Requiring disclaimers that a post does not represent the Company’s views
Some social media policies state that employee postings about company-related matters must declare that the views represented are those only of the employee, and do not reflect the views of either the company or co-workers.  The NLRB has rejected such an affirmative obligation, and employers are well advised to delete any such requirement from their policies. In its place, employers might consider a requirement that employee postings not create the impression that they are speaking in any official capacity on behalf of the employer.

Prohibiting “confidential information” posts
Social media policies often state that employees should not post “confidential” information. The NLRB has challenged the legality of such vague language, arguing that it unlawfully limits employee rights to post and share information with others about their employer. Employers should consider providing more descriptive language that captures their concerns in a more specific manner.

For example, language prohibiting posting of matters such as “company confidential financial information,” “company marketing or strategic plans,” or “internal company information not available to the general public” is far more likely to pass NLRB muster.

Prohibiting anonymous posts
Some companies require that individuals posting about their employer must identify themselves as employees. The NLRB considers this requirement unlawful. According to the NLRB, employees have the right to post items about their employer anonymously, even if such postings are highly critical.

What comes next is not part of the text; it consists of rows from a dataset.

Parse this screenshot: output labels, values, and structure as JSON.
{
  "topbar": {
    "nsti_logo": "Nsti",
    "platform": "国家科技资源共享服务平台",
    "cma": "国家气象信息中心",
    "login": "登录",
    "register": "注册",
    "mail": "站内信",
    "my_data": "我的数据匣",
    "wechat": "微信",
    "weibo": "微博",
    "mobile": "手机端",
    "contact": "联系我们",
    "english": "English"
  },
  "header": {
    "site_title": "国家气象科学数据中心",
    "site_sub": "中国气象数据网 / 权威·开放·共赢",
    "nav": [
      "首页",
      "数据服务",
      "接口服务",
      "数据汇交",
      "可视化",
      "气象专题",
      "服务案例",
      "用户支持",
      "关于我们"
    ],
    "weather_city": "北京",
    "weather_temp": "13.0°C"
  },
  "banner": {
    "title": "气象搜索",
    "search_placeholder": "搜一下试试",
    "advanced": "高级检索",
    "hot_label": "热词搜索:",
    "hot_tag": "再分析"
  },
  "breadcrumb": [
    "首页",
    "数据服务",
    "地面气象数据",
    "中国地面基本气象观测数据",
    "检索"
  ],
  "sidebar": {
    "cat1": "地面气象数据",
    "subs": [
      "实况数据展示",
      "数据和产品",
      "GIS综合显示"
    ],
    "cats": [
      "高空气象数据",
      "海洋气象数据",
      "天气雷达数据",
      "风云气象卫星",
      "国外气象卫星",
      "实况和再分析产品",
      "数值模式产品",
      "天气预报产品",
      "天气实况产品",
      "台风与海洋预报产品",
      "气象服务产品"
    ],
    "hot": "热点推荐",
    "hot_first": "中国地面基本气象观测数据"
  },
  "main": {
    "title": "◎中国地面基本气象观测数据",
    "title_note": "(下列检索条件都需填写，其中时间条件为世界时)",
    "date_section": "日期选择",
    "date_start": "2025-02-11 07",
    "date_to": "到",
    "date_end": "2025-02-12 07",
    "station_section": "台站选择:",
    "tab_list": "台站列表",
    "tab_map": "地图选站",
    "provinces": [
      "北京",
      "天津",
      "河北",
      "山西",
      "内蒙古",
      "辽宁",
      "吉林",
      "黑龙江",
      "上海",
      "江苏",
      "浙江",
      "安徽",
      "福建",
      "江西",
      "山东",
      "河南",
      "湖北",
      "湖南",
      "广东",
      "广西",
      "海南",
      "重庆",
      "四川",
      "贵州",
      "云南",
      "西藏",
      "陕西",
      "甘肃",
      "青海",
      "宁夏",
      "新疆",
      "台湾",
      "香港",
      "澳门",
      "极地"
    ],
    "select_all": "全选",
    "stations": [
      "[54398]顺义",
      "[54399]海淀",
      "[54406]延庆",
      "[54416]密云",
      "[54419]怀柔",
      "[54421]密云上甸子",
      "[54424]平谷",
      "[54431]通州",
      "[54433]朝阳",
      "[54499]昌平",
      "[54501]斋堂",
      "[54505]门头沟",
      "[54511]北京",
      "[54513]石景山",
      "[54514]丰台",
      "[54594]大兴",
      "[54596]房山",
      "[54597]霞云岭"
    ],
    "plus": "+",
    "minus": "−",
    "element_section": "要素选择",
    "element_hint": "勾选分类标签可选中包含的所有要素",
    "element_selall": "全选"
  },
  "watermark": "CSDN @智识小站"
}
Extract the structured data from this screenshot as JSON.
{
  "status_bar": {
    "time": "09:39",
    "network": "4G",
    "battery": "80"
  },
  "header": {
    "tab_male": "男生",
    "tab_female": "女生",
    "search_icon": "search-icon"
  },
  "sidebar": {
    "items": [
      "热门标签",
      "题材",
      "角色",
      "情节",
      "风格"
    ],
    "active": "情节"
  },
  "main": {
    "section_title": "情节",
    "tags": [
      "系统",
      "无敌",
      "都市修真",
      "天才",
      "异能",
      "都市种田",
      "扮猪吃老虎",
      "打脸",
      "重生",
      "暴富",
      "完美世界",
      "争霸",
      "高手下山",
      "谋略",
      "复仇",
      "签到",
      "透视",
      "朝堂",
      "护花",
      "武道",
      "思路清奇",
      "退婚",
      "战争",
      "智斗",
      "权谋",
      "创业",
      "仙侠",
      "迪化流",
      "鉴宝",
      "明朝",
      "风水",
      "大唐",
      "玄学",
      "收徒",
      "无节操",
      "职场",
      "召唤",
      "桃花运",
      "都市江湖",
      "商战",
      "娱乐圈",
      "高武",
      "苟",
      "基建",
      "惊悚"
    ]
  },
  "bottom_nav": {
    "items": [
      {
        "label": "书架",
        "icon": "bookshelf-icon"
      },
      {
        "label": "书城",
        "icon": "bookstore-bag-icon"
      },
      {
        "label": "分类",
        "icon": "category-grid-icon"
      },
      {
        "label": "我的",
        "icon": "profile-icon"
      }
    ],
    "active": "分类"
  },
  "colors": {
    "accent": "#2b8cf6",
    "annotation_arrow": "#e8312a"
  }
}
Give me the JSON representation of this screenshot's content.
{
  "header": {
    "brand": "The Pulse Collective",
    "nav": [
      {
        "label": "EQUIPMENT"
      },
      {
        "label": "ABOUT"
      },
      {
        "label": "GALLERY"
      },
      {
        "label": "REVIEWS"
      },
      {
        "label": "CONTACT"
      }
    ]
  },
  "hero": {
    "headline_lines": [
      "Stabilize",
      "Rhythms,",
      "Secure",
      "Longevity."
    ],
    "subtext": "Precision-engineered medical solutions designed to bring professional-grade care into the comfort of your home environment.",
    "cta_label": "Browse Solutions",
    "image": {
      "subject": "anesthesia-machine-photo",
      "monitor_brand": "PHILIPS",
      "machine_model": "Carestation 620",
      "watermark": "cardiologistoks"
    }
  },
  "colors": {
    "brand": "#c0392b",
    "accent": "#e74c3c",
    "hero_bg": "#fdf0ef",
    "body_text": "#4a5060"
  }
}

Vague descriptions of prohibited activity
If employers want to place any limitations on what employees can say about the company or its employees when posting, they must be careful about how they describe those limitations. Employers should not make broad statements to the effect that employees may not post anything which would “damage the company’s reputation.” The NLRB finds such statements to be overbroad, and therefore unlawfully limiting. Similarly, the NLRB has often struck down broad policy language prohibiting posts that are deemed to be “inappropriate,” “disrespectful,” or “offensive.” While NLRB opinions in this area are anything but consistent, employers should instead consider limitations that reflect specific unlawful conduct —such as limitations on “threatening,” “harassing,” or “discriminatory” postings.

Restrictions on posts about intellectual property
Broad restrictions on posting employer intellectual property are also likely to draw NLRB fire. For example, the NLRB has found unlawful a prohibition on the use of “company logos, trademarks, graphics, or advertising materials” in social media postings. The NLRB’s “logic” is that employees must have some freedom to use such items in postings about their employer.

Regardless, the NLRB has approved limitations, mandating that employees not use employer intellectual property for their own commercial purposes.  Additionally, policy statements to the effect that employees must follow all applicable trademark and other intellectual property laws when posting have also been upheld by the NLRB.

As the use of social media expands, so does the need for employers to have carefully crafted policies that lawfully deal with the many issues that may arise in this area. Employers who have not recently reviewed their social media policies to ensure legal compliance should consider doing so. While enforcement of facially lawful social media policies can also be a daunting proposition, the starting point for avoiding problems in this area is a carefully worded policy that can survive NLRB review.